Circular dependency via ForwardRefCircularModuleErrorSame cycle detection as with direct references

Full working example

python
# inventory/module.py
from typing import ForwardRef
from lauren import module, injectable, controller, get

@injectable()
class InventoryService:
    def __init__(self) -> None:
        self._items: list[str] = ["widget", "gadget"]
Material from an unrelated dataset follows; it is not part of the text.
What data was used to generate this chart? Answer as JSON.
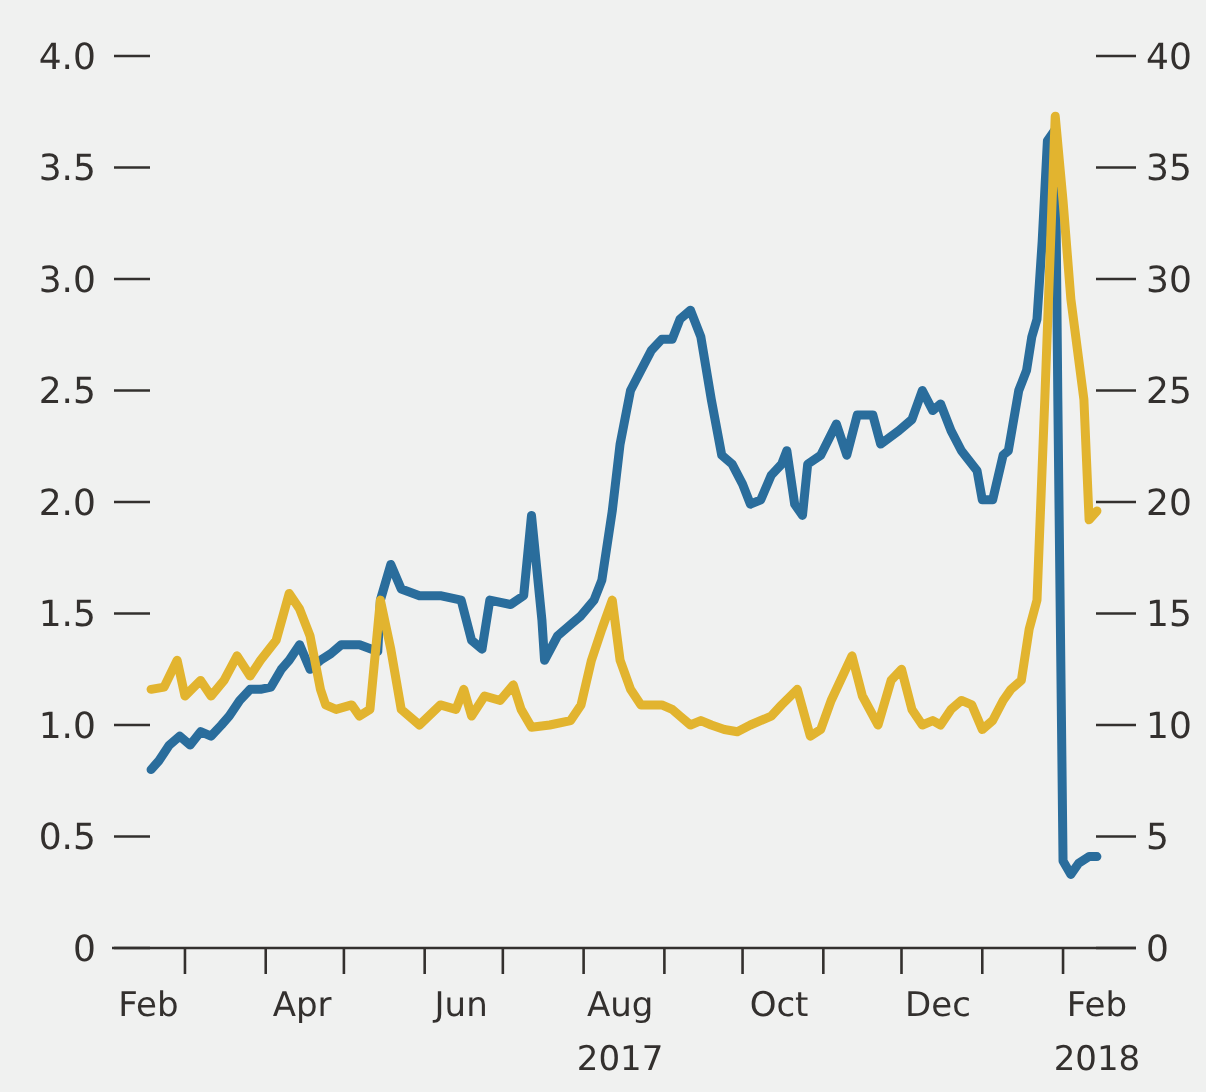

    def all(self) -> list[str]:
        return self._items


@controller("/inventory")
class InventoryController:
    def __init__(self, svc: InventoryService) -> None:
        self.svc = svc

    @get("/")
    async def list(self) -> dict:
        return {"items": self.svc.all()}


@module(
    controllers=[InventoryController],
    providers=[InventoryService],
    exports=[InventoryService],
    imports=[ForwardRef("OrderModule")],   # orders/module.py not imported here
)
class InventoryModule: ...
python
# orders/module.py
from typing import ForwardRef
from lauren import module, injectable, controller, get
from lauren.extractors import Depends

@injectable()
class OrderService:
    def __init__(self) -> None:
        self._orders: list[dict] = []

    def create(self, item: str) -> dict:
        order = {"id": len(self._orders) + 1, "item": item}
        self._orders.append(order)
        return order


@controller("/orders")
class OrderController:
    def __init__(self, orders: OrderService) -> None:
        self.orders = orders

    @get("/new/{item}")
    async def new(self, item: str) -> dict:
        return self.orders.create(item)


@module(
    controllers=[OrderController],
    providers=[OrderService],
    exports=[OrderService],
    imports=[ForwardRef("InventoryModule")],  # inventory/module.py not imported here
)
class OrderModule: ...
python
# main.py
import inventory.module  # noqa: F401 — ensures InventoryModule is loaded
import orders.module     # noqa: F401 — ensures OrderModule is loaded

from lauren import LaurenFactory, module
from inventory.module import InventoryModule
from orders.module import OrderModule

@module(imports=[InventoryModule, OrderModule])
class AppModule: ...

import asyncio
app = LaurenFactory.create(AppModule)

Note: Import order in main.py

main.py imports both feature modules before calling LaurenFactory.create. This ensures both classes are in sys.modules so ForwardRef can find them. Any file that triggers the import of both modules before create() is called works equally well — this is typically your application entry point.